Laemmle was increasingly frightened of and exhausted by Stroheim. He was also looking for ways of running Universal that would enable him to spend months on end in Germany. He promoted Irving Thalberg, who was not yet 21, to the role of Studio Manager. Stroheim thus became Thalberg’s responsibility.

At first, Stroheim thought Thalberg was just another one of Laemmle’s caprices, and presumed that the boy genius would not last very long at Universal. How could a mere child control a genius like Stroheim? Stroheim wondered aloud when Thalberg was in earshot. Thus began an epic battle for control over, not only Foolish Wives, but Universal itself.

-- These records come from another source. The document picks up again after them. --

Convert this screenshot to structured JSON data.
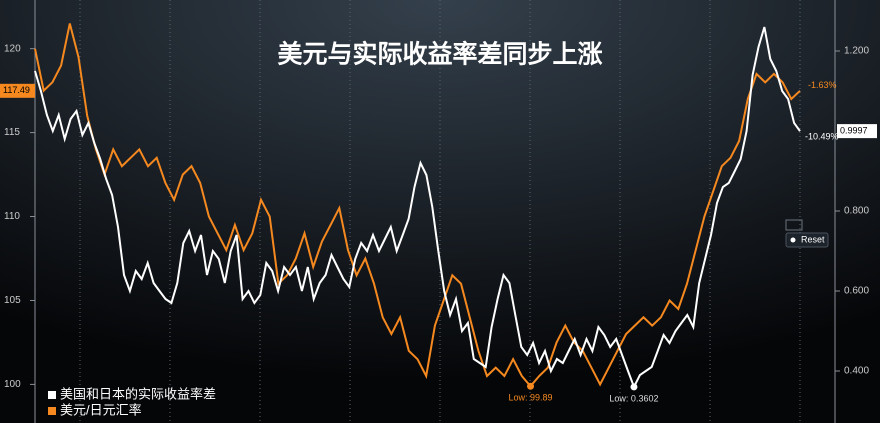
{
  "chart_data": {
    "type": "line",
    "title": "美元与实际收益率差同步上涨",
    "ylim": [
      97.7,
      122.9
    ],
    "yticks": [
      100,
      105,
      110,
      115,
      120
    ],
    "y2lim": [
      0.27,
      1.3275
    ],
    "y2ticks": [
      {
        "value": 0.4,
        "label": "0.400"
      },
      {
        "value": 0.6,
        "label": "0.600"
      },
      {
        "value": 0.8,
        "label": "0.800"
      },
      {
        "value": 1.2,
        "label": "1.200"
      }
    ],
    "grid": false,
    "legend": "bottom-left",
    "series": [
      {
        "name": "美国和日本的实际收益率差",
        "color": "#ffffff",
        "axis": "y2",
        "values": [
          1.15,
          1.1,
          1.04,
          1.0,
          1.04,
          0.98,
          1.03,
          1.05,
          0.99,
          1.02,
          0.97,
          0.93,
          0.88,
          0.84,
          0.76,
          0.64,
          0.6,
          0.65,
          0.63,
          0.67,
          0.62,
          0.6,
          0.58,
          0.57,
          0.62,
          0.72,
          0.75,
          0.7,
          0.74,
          0.64,
          0.7,
          0.68,
          0.62,
          0.7,
          0.74,
          0.58,
          0.6,
          0.57,
          0.59,
          0.67,
          0.65,
          0.6,
          0.66,
          0.64,
          0.66,
          0.6,
          0.66,
          0.58,
          0.62,
          0.64,
          0.69,
          0.66,
          0.63,
          0.61,
          0.68,
          0.72,
          0.7,
          0.74,
          0.7,
          0.73,
          0.76,
          0.7,
          0.74,
          0.78,
          0.86,
          0.92,
          0.89,
          0.81,
          0.7,
          0.6,
          0.54,
          0.58,
          0.5,
          0.52,
          0.43,
          0.42,
          0.41,
          0.51,
          0.58,
          0.64,
          0.62,
          0.54,
          0.46,
          0.44,
          0.47,
          0.42,
          0.45,
          0.4,
          0.43,
          0.42,
          0.45,
          0.48,
          0.44,
          0.48,
          0.45,
          0.51,
          0.49,
          0.46,
          0.48,
          0.44,
          0.4,
          0.3602,
          0.39,
          0.4,
          0.41,
          0.45,
          0.49,
          0.47,
          0.5,
          0.52,
          0.54,
          0.51,
          0.62,
          0.68,
          0.74,
          0.82,
          0.86,
          0.87,
          0.9,
          0.93,
          1.0,
          1.14,
          1.21,
          1.26,
          1.18,
          1.15,
          1.1,
          1.08,
          1.02,
          0.9997
        ]
      },
      {
        "name": "美元/日元汇率",
        "color": "#f5891f",
        "values": [
          120,
          117.5,
          118,
          119,
          121.5,
          119.5,
          116,
          114,
          112.5,
          114,
          113,
          113.5,
          114,
          113,
          113.5,
          112,
          111,
          112.5,
          113,
          112,
          110,
          109,
          108,
          109.5,
          108,
          109,
          111,
          110,
          106,
          106.5,
          107.5,
          109,
          107,
          108.5,
          109.5,
          110.5,
          108,
          106.5,
          107.5,
          106,
          104,
          103,
          104,
          102,
          101.5,
          100.5,
          103.5,
          105,
          106.5,
          106,
          104,
          102,
          100.5,
          101,
          100.5,
          101.5,
          100.5,
          99.89,
          100.5,
          101,
          102.5,
          103.5,
          102.5,
          102,
          101,
          100,
          101,
          102,
          103,
          103.5,
          104,
          103.5,
          104,
          105,
          104.5,
          106,
          108,
          110,
          111.5,
          113,
          113.5,
          114.5,
          117,
          118.5,
          118,
          118.5,
          118,
          117,
          117.49
        ]
      }
    ],
    "annotations": [
      "Low: 0.3602",
      "Low: 99.89",
      "-1.63%",
      "-10.49%"
    ],
    "button": "Reset"
  }
}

Stroheim could not be dismissed or replaced with another director because he was also the star of the film. Besides which, Thalberg was terrified of a mutiny by Stroheim’s crew if the studio tried to reassert its authority over the director, who had even more allies than enemies in Hollywood (at this point anyway). Meanwhile, so much money was being spent on Foolish Wives that the studio’s survival was now in jeopardy.

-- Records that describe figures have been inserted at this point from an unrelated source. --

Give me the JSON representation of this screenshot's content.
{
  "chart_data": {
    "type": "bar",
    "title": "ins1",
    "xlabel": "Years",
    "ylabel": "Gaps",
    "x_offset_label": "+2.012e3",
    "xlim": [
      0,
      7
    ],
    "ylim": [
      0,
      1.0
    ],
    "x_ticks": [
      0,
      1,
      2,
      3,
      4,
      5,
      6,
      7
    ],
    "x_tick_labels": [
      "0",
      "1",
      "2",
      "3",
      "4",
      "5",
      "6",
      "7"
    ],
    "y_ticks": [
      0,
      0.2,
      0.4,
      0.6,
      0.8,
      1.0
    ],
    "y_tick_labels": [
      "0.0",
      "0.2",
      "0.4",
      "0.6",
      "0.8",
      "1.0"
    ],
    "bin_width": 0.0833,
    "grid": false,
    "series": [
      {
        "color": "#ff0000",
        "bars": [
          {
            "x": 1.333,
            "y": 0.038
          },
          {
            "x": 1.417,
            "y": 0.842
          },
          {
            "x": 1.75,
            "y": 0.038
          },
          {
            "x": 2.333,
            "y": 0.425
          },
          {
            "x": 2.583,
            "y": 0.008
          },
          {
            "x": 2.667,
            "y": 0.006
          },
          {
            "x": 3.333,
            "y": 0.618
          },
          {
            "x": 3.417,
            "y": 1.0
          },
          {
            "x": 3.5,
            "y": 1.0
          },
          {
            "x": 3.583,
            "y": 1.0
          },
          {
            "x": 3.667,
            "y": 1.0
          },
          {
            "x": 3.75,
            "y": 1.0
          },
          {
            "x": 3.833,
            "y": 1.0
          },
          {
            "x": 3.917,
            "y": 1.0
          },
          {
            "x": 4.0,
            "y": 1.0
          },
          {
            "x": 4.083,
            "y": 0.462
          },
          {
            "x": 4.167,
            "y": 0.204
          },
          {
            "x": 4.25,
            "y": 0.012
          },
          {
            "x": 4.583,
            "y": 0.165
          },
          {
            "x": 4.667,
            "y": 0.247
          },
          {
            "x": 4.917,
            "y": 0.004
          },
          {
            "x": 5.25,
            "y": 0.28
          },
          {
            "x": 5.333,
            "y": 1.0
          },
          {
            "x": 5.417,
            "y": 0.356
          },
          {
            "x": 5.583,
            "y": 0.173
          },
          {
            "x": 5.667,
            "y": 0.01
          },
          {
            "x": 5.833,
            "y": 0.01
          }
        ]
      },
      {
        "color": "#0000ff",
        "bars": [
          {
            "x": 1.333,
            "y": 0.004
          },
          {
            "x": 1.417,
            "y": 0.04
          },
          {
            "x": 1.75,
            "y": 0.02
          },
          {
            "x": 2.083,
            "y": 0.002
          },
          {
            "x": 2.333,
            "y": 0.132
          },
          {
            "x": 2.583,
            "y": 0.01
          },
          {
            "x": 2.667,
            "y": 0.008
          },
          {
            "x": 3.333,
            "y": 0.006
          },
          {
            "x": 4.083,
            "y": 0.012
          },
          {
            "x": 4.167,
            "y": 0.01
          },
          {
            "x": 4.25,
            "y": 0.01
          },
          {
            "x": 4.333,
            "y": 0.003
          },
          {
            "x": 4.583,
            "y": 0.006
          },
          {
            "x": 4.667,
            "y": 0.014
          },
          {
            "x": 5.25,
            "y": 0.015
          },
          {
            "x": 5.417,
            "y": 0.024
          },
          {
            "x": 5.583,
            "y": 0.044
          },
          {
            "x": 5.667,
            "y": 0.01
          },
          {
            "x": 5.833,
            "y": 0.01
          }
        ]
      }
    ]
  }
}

If Stroheim won the battle over this film, he eventually lost the war. Thalberg would refuse to let him star in the next film he wanted to write and direct, Merry-Go-Round (1923). Stroheim soon became the first director ever to be fired from his own project. Henceforth, the producer was in charge, not just at Universal, but everywhere else too.

Thalberg left Universal shortly after firing Stroheim, in part because he didn’t want to marry Laemmle’s daughter Rosabelle (Thalberg’s mother, for her part, was dead-set against the match, not least because she thought Rosabelle had a pointy chin). Also, he was too ambitious for Universal, and Laemmle’s sometimes chaotic organisation made it difficult for him to make the sorts of films he wanted to see. He became one of the founding figures at MGM, where he clashed again with Stroheim on Greed (1924) and The Merry Widow (1925).

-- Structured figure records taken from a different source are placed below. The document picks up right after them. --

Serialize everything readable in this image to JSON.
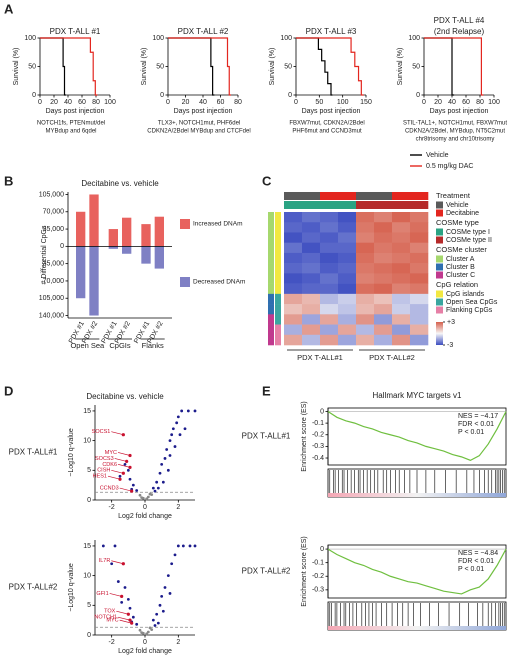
{
  "panel_labels": [
    "A",
    "B",
    "C",
    "D",
    "E"
  ],
  "chart_data": [
    {
      "type": "line",
      "title": "PDX T-ALL #1",
      "xlabel": "Days post injection",
      "ylabel": "Survival (%)",
      "xlim": [
        0,
        100
      ],
      "xticks": [
        0,
        20,
        40,
        60,
        80,
        100
      ],
      "ylim": [
        0,
        100
      ],
      "yticks": [
        0,
        50,
        100
      ],
      "series": [
        {
          "color": "#000000",
          "x": [
            0,
            33,
            33,
            35,
            35,
            37
          ],
          "y": [
            100,
            100,
            50,
            50,
            0,
            0
          ]
        },
        {
          "color": "#e3261f",
          "x": [
            0,
            72,
            72,
            76,
            76,
            79,
            79,
            82
          ],
          "y": [
            100,
            100,
            75,
            75,
            25,
            25,
            0,
            0
          ]
        }
      ],
      "annotation": [
        "NOTCH1fs, PTENmut/del",
        "MYBdup and 6qdel"
      ]
    },
    {
      "type": "line",
      "title": "PDX T-ALL #2",
      "xlabel": "Days post injection",
      "ylabel": "Survival (%)",
      "xlim": [
        0,
        80
      ],
      "xticks": [
        0,
        20,
        40,
        60,
        80
      ],
      "ylim": [
        0,
        100
      ],
      "yticks": [
        0,
        50,
        100
      ],
      "series": [
        {
          "color": "#000000",
          "x": [
            0,
            49,
            49,
            51,
            51,
            53
          ],
          "y": [
            100,
            100,
            50,
            50,
            0,
            0
          ]
        },
        {
          "color": "#e3261f",
          "x": [
            0,
            68,
            68,
            70,
            70,
            72
          ],
          "y": [
            100,
            100,
            50,
            50,
            0,
            0
          ]
        }
      ],
      "annotation": [
        "TLX3+, NOTCH1mut, PHF6del",
        "CDKN2A/2Bdel MYBdup and CTCFdel"
      ]
    },
    {
      "type": "line",
      "title": "PDX T-ALL #3",
      "xlabel": "Days post injection",
      "ylabel": "Survival (%)",
      "xlim": [
        0,
        150
      ],
      "xticks": [
        0,
        50,
        100,
        150
      ],
      "ylim": [
        0,
        100
      ],
      "yticks": [
        0,
        50,
        100
      ],
      "series": [
        {
          "color": "#000000",
          "x": [
            0,
            48,
            48,
            55,
            55,
            62,
            62,
            68,
            68,
            75,
            75,
            78
          ],
          "y": [
            100,
            100,
            80,
            80,
            60,
            60,
            40,
            40,
            20,
            20,
            0,
            0
          ]
        },
        {
          "color": "#e3261f",
          "x": [
            0,
            118,
            118,
            126,
            126,
            134,
            134,
            140,
            140,
            145
          ],
          "y": [
            100,
            100,
            75,
            75,
            50,
            50,
            25,
            25,
            0,
            0
          ]
        }
      ],
      "annotation": [
        "FBXW7mut, CDKN2A/2Bdel",
        "PHF6mut and CCND3mut"
      ]
    },
    {
      "type": "line",
      "title": "PDX T-ALL #4",
      "subtitle": "(2nd Relapse)",
      "xlabel": "Days post injection",
      "ylabel": "Survival (%)",
      "xlim": [
        0,
        100
      ],
      "xticks": [
        0,
        20,
        40,
        60,
        80,
        100
      ],
      "ylim": [
        0,
        100
      ],
      "yticks": [
        0,
        50,
        100
      ],
      "series": [
        {
          "name": "Vehicle",
          "color": "#000000",
          "x": [
            0,
            40,
            40,
            43
          ],
          "y": [
            100,
            100,
            0,
            0
          ]
        },
        {
          "name": "0.5 mg/kg DAC",
          "color": "#e3261f",
          "x": [
            0,
            82,
            82,
            85
          ],
          "y": [
            100,
            100,
            0,
            0
          ]
        }
      ],
      "annotation": [
        "STIL-TAL1+, NOTCH1mut, FBXW7mut",
        "CDKN2A/2Bdel, MYBdup, NT5C2mut",
        "chr8trisomy and chr10trisomy"
      ],
      "legend": "lower right"
    },
    {
      "type": "bar",
      "title": "Decitabine vs. vehicle",
      "ylabel": "# Differential CpGs",
      "categories": [
        "PDX #1",
        "PDX #2",
        "PDX #1",
        "PDX #2",
        "PDX #1",
        "PDX #2"
      ],
      "groups": [
        "Open Sea",
        "CpGIs",
        "Flanks"
      ],
      "series": [
        {
          "name": "Increased DNAm",
          "color": "#e8625e",
          "values": [
            70000,
            105000,
            35000,
            58000,
            45000,
            60000
          ]
        },
        {
          "name": "Decreased DNAm",
          "color": "#7f80c4",
          "values": [
            -105000,
            -140000,
            -5000,
            -15000,
            -35000,
            -45000
          ]
        }
      ],
      "ylim": [
        -145000,
        110000
      ],
      "yticks": [
        {
          "value": 105000,
          "label": "105,000"
        },
        {
          "value": 70000,
          "label": "70,000"
        },
        {
          "value": 35000,
          "label": "35,000"
        },
        0,
        {
          "value": -35000,
          "label": "35,000"
        },
        {
          "value": -70000,
          "label": "70,000"
        },
        {
          "value": -105000,
          "label": "105,000"
        },
        {
          "value": -140000,
          "label": "140,000"
        }
      ]
    },
    {
      "type": "heatmap",
      "xlabels": [
        "PDX T-ALL#1",
        "PDX T-ALL#2"
      ],
      "zlim": [
        -3,
        3
      ],
      "zticks": [
        {
          "value": 3,
          "label": "+3"
        },
        -3
      ],
      "col_annotations": [
        {
          "title": "Treatment",
          "items": [
            {
              "name": "Vehicle",
              "color": "#5a5a5a"
            },
            {
              "name": "Decitabine",
              "color": "#e3261f"
            }
          ],
          "values": [
            0,
            0,
            1,
            1,
            0,
            0,
            1,
            1
          ]
        },
        {
          "title": "COSMe type",
          "items": [
            {
              "name": "COSMe type I",
              "color": "#2aa383"
            },
            {
              "name": "COSMe type II",
              "color": "#b52a2a"
            }
          ],
          "values": [
            0,
            0,
            0,
            0,
            1,
            1,
            1,
            1
          ]
        }
      ],
      "row_annotations": [
        {
          "title": "COSMe cluster",
          "items": [
            {
              "name": "Cluster A",
              "color": "#a6d86e"
            },
            {
              "name": "Cluster B",
              "color": "#2f6fb0"
            },
            {
              "name": "Cluster C",
              "color": "#c0398e"
            }
          ],
          "values": [
            0,
            0,
            0,
            0,
            0,
            0,
            0,
            0,
            1,
            1,
            2,
            2,
            2
          ]
        },
        {
          "title": "CpG relation",
          "items": [
            {
              "name": "CpG islands",
              "color": "#f2e842"
            },
            {
              "name": "Open Sea CpGs",
              "color": "#3aa6a0"
            },
            {
              "name": "Flanking CpGs",
              "color": "#e67fa6"
            }
          ],
          "values": [
            0,
            0,
            0,
            0,
            0,
            0,
            0,
            0,
            1,
            1,
            1,
            2,
            2
          ]
        }
      ],
      "matrix": [
        [
          -1.5,
          -1.3,
          -1.4,
          -1.6,
          1.5,
          1.3,
          1.6,
          1.4
        ],
        [
          -1.4,
          -1.5,
          -1.3,
          -1.5,
          1.4,
          1.6,
          1.3,
          1.5
        ],
        [
          -1.6,
          -1.4,
          -1.5,
          -1.3,
          1.3,
          1.5,
          1.4,
          1.6
        ],
        [
          -1.3,
          -1.6,
          -1.4,
          -1.4,
          1.6,
          1.4,
          1.5,
          1.3
        ],
        [
          -1.5,
          -1.4,
          -1.6,
          -1.5,
          1.5,
          1.3,
          1.4,
          1.5
        ],
        [
          -1.4,
          -1.3,
          -1.5,
          -1.4,
          1.4,
          1.5,
          1.6,
          1.4
        ],
        [
          -1.6,
          -1.5,
          -1.3,
          -1.5,
          1.3,
          1.4,
          1.5,
          1.6
        ],
        [
          -1.5,
          -1.4,
          -1.4,
          -1.6,
          1.5,
          1.6,
          1.3,
          1.4
        ],
        [
          0.9,
          0.7,
          -0.6,
          -0.4,
          0.8,
          0.6,
          -0.5,
          -0.3
        ],
        [
          0.6,
          0.8,
          -0.3,
          -0.5,
          0.7,
          0.9,
          -0.4,
          -0.6
        ],
        [
          1.0,
          -0.8,
          0.9,
          -0.7,
          1.1,
          -0.9,
          0.8,
          -0.6
        ],
        [
          -0.7,
          1.0,
          -0.8,
          0.9,
          -0.6,
          1.0,
          -0.9,
          0.8
        ],
        [
          0.9,
          -0.6,
          1.0,
          -0.8,
          0.8,
          -0.7,
          1.1,
          -0.9
        ]
      ]
    },
    {
      "type": "scatter",
      "title": "Decitabine vs. vehicle",
      "row_label": "PDX T-ALL#1",
      "xlabel": "Log2 fold change",
      "ylabel": "−Log10 q-value",
      "xlim": [
        -3,
        3
      ],
      "xticks": [
        -2,
        0,
        2
      ],
      "ylim": [
        0,
        16
      ],
      "yticks": [
        0,
        5,
        10,
        15
      ],
      "hline": 1.3,
      "color": "#1c1c8c",
      "x": [
        0.3,
        0.5,
        0.7,
        0.9,
        1.0,
        1.2,
        1.3,
        1.5,
        1.6,
        1.7,
        1.9,
        2.0,
        2.2,
        2.6,
        3.0,
        1.1,
        1.4,
        0.8,
        1.8,
        2.1,
        0.6,
        0.2,
        -0.2,
        0.1,
        -0.1,
        -0.5,
        -0.7,
        -0.9,
        -1.0,
        -1.2,
        -0.8,
        -1.5,
        2.4,
        1.5,
        -0.3,
        0.4
      ],
      "y": [
        1.0,
        2.0,
        3.0,
        4.5,
        6.0,
        7.0,
        8.5,
        10.0,
        11.0,
        12.0,
        13.0,
        14.0,
        15.0,
        15.0,
        15.0,
        3.0,
        5.0,
        2.0,
        9.0,
        11.0,
        1.5,
        0.5,
        0.4,
        0.2,
        0.3,
        1.6,
        2.5,
        3.5,
        5.0,
        6.0,
        1.8,
        4.0,
        12.0,
        7.5,
        0.8,
        0.9
      ],
      "highlights": {
        "names": [
          "SOCS1",
          "MYC",
          "SOCS3",
          "CDK6",
          "CISH",
          "HES1",
          "CCND3"
        ],
        "x": [
          -1.3,
          -0.9,
          -1.1,
          -0.9,
          -1.3,
          -1.5,
          -0.8
        ],
        "y": [
          11.0,
          7.5,
          6.5,
          5.5,
          4.5,
          3.5,
          1.5
        ]
      }
    },
    {
      "type": "scatter",
      "row_label": "PDX T-ALL#2",
      "xlabel": "Log2 fold change",
      "ylabel": "−Log10 q-value",
      "xlim": [
        -3,
        3
      ],
      "xticks": [
        -2,
        0,
        2
      ],
      "ylim": [
        0,
        16
      ],
      "yticks": [
        0,
        5,
        10,
        15
      ],
      "hline": 1.3,
      "color": "#1c1c8c",
      "x": [
        0.3,
        0.5,
        0.7,
        0.9,
        1.0,
        1.2,
        1.4,
        1.6,
        1.8,
        2.0,
        2.3,
        2.7,
        3.0,
        1.1,
        0.8,
        0.6,
        0.2,
        -0.2,
        0.1,
        -0.1,
        -0.5,
        -0.7,
        -0.9,
        -1.0,
        -1.2,
        -1.6,
        -2.0,
        -1.8,
        -2.5,
        -0.8,
        -1.4,
        1.5,
        -0.3,
        0.4
      ],
      "y": [
        1.2,
        2.5,
        3.5,
        5.0,
        6.5,
        8.0,
        10.0,
        12.0,
        13.5,
        15.0,
        15.0,
        15.0,
        15.0,
        4.0,
        2.0,
        1.6,
        0.5,
        0.4,
        0.2,
        0.3,
        1.8,
        3.0,
        4.5,
        6.0,
        8.0,
        9.0,
        12.0,
        15.0,
        15.0,
        2.2,
        5.5,
        7.0,
        0.8,
        0.9
      ],
      "highlights": {
        "names": [
          "IL7R",
          "GFI1",
          "TOX",
          "NOTCH1",
          "MYC"
        ],
        "x": [
          -1.3,
          -1.4,
          -1.0,
          -0.9,
          -0.8
        ],
        "y": [
          12.0,
          6.5,
          3.5,
          2.5,
          2.0
        ]
      }
    },
    {
      "type": "line",
      "title": "Hallmark MYC targets v1",
      "row_label": "PDX T-ALL#1",
      "ylabel": "Enrichment score (ES)",
      "xlim": [
        0,
        100
      ],
      "ylim": [
        -0.46,
        0.03
      ],
      "yticks": [
        0,
        -0.1,
        -0.2,
        -0.3,
        -0.4
      ],
      "series": [
        {
          "color": "#6fbf3f",
          "x": [
            0,
            5,
            10,
            15,
            20,
            25,
            30,
            35,
            40,
            45,
            50,
            55,
            60,
            65,
            70,
            75,
            80,
            85,
            90,
            95,
            100
          ],
          "y": [
            0,
            -0.05,
            -0.08,
            -0.1,
            -0.13,
            -0.15,
            -0.18,
            -0.2,
            -0.22,
            -0.25,
            -0.27,
            -0.3,
            -0.32,
            -0.34,
            -0.37,
            -0.39,
            -0.42,
            -0.38,
            -0.28,
            -0.15,
            0
          ]
        }
      ],
      "annotation": [
        "NES = −4.17",
        "FDR < 0.01",
        "P < 0.01"
      ],
      "hits": [
        1,
        3,
        4,
        6,
        8,
        9,
        11,
        13,
        15,
        17,
        18,
        20,
        22,
        24,
        26,
        28,
        31,
        33,
        35,
        38,
        40,
        43,
        46,
        50,
        55,
        60,
        66,
        72,
        78,
        82,
        85,
        88,
        90,
        92,
        94,
        95,
        96,
        97,
        98,
        99
      ]
    },
    {
      "type": "line",
      "row_label": "PDX T-ALL#2",
      "ylabel": "Enrichment score (ES)",
      "xlim": [
        0,
        100
      ],
      "ylim": [
        -0.36,
        0.03
      ],
      "yticks": [
        0,
        -0.1,
        -0.2,
        -0.3
      ],
      "series": [
        {
          "color": "#6fbf3f",
          "x": [
            0,
            5,
            10,
            15,
            20,
            25,
            30,
            35,
            40,
            45,
            50,
            55,
            60,
            65,
            70,
            75,
            80,
            85,
            90,
            95,
            100
          ],
          "y": [
            0,
            -0.04,
            -0.07,
            -0.1,
            -0.12,
            -0.15,
            -0.17,
            -0.2,
            -0.22,
            -0.24,
            -0.25,
            -0.27,
            -0.29,
            -0.31,
            -0.32,
            -0.33,
            -0.3,
            -0.28,
            -0.22,
            -0.12,
            0
          ]
        }
      ],
      "annotation": [
        "NES = −4.84",
        "FDR < 0.01",
        "P < 0.01"
      ],
      "hits": [
        1,
        2,
        4,
        5,
        7,
        9,
        10,
        12,
        14,
        16,
        19,
        21,
        23,
        25,
        27,
        30,
        33,
        36,
        39,
        42,
        45,
        48,
        52,
        57,
        62,
        68,
        74,
        79,
        84,
        87,
        90,
        92,
        94,
        96,
        97,
        98,
        99
      ]
    }
  ]
}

The background to all of this can be found in Richard Koszarski’s 1979 documentary The Man You Loved to Hate, as well as his book Von: The Life and Films of Erich von Stroheim (2004). Arthur Lennig’s 2000 biography Stroheim usefully complements Koszarski’s work. But really, you must see Foolish Wives itself: it deserves to be spoken of in the same breath as Citizen Kane (1941) as a landmark in the artistic development of cinema. You might also compare it with Francis Ford Coppola’s first two Godfather films (1972 and 1974, respectively) as a rich, subtle, and psychologically complex character study.

For some tastes, the film is slow and a little haphazard; but the pacing makes more sense when you remember that the two-and-a-half-hour movie available today is perhaps a third of the length that Stroheim intended: he preferred to make films that seemed at least as long as one of Wagner’s operas.

The newly restored Blu-ray edition of Foolish Wives from Flicker Alley is an improvement on the already excellent 2002 DVD, mainly because the picture quality is so good. This is as clear an image as you will see of this film: not only is Foolish Wives over a century old, but the original negatives also disappeared decades ago.

Audiences tend to remember Stroheim purely as a heavy-set character actor, in Sunset Boulevard, as well as Jean Renoir’s classic World War One drama La Grande illusion (1937), in which he plays Captain von Rauffenstein, a sympathetic, humane version of “the man you loved to hate.” The film is in many ways a generous tribute to Stroheim: Renoir gratefully accepted many of his star’s directorial suggestions, which give the film a peculiar melancholy that is otherwise encountered nowhere else in Renoir’s oeuvre.

Erich von Stroheim is arguably the most fascinating figure in the early history of cinema. His life as well as his art seems ennobled by an air of tragic dignity that helps him transcend his eccentricity, occasional squalor, and bizarre fixation with the perverse. He was more than merely an actor in a costume: he was a consummate artist, who aimed to make films that were as deep and illuminating as serious literature.

The new restoration of Foolish Wives enables audiences fully to experience the first Hollywood film that seems more like the work of a mature Modernist writer than a mere play of flickering shadows on a screen. For this, especially, Flicker Alley deserves our applause.